Le rapport à l’espace et au temps (...)
l’interprétation d’un même événement dépend également de la langue. Chaque système grammatical accorde une place différente au sujet d’une action. Ainsi, certaines langues auront tendance à utiliser des formes grammaticales qui mettent en avant le sujet (voix active), comme par exemple l’anglais. D’autres, comme l’espagnol, préféreront la voix passive. (...)
Les langues qui utilisent la voix passive sont majoritaires dans le monde, donc, pour de nombreuses personnes, une construction telle que « I broke my arm », qui signifie littéralement en français « J’ai cassé mon bras », est insensée, puisqu’elle suppose que l’action est intentionnelle. (...)
Ces différences grammaticales ont des conséquences en matière de droit. En comparant 200.000 comptes-rendus de procès du tribunal pénal de Londres, les chercheurs ont observé que lorsque le procès-verbal contient une forme active, du type « Julia a cassé le vase », l’accusé est plus fréquemment déclaré coupable que s’il contient une forme passive.
Cognition et connotation
Un autre exemple montrant l’impact de la langue sur les capacités cognitives, que Lera Boroditsky qualifie « d’effets précoces », est celui de la description des couleurs. En russe, il existe deux mots différents pour les nuances de bleu, tandis qu’il n’y en a qu’un seul en anglais. (...)

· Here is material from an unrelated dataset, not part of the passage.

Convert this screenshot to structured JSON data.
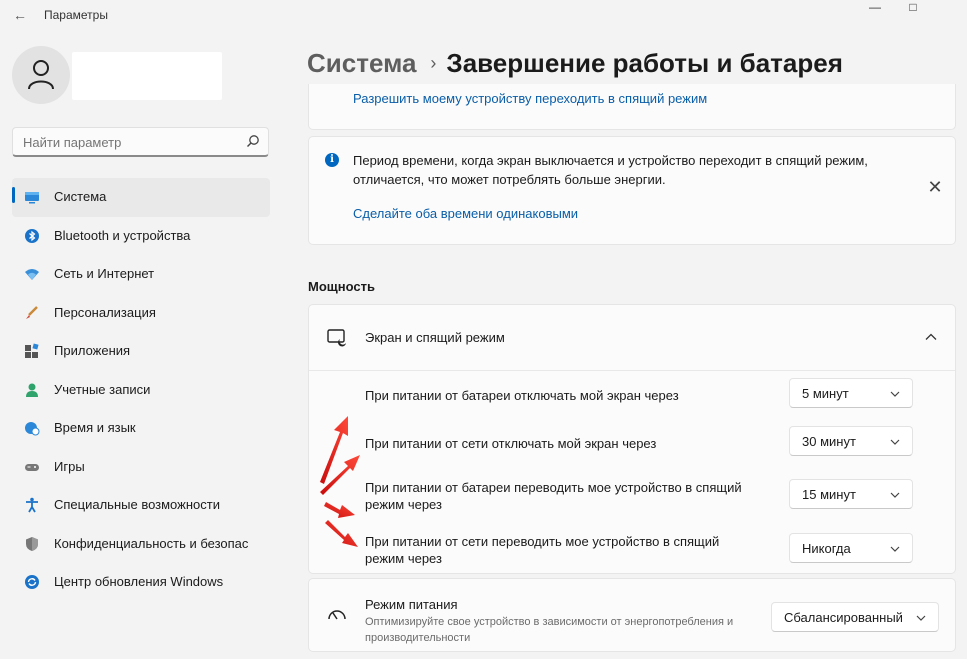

La langue parlée construit également des connotations différentes. Par exemple, dans de nombreuses langues latines ou encore en russe, les noms communs sont genrés. Ainsi, ils sont associés à des représentations selon que leur genre est féminin ou masculin (souvent au détriment des noms associés au premier).
Les études sur la relativité linguistique montrent qu’il existe autant d’univers cognitifs que de langues. (...)
En vérité, on ne peut pas affirmer que les idées préexistent au langage, ou que le langage préexiste à la pensée ; il s’agit plutôt d’une interaction constante entre les deux. (...)
il existe autant d’univers cognitifs que de langues, soit environ 7.000. Mais cette diversité va en diminuant, puisque certains experts estiment que la moitié d’entre elles auront malheureusement disparu dans un siècle.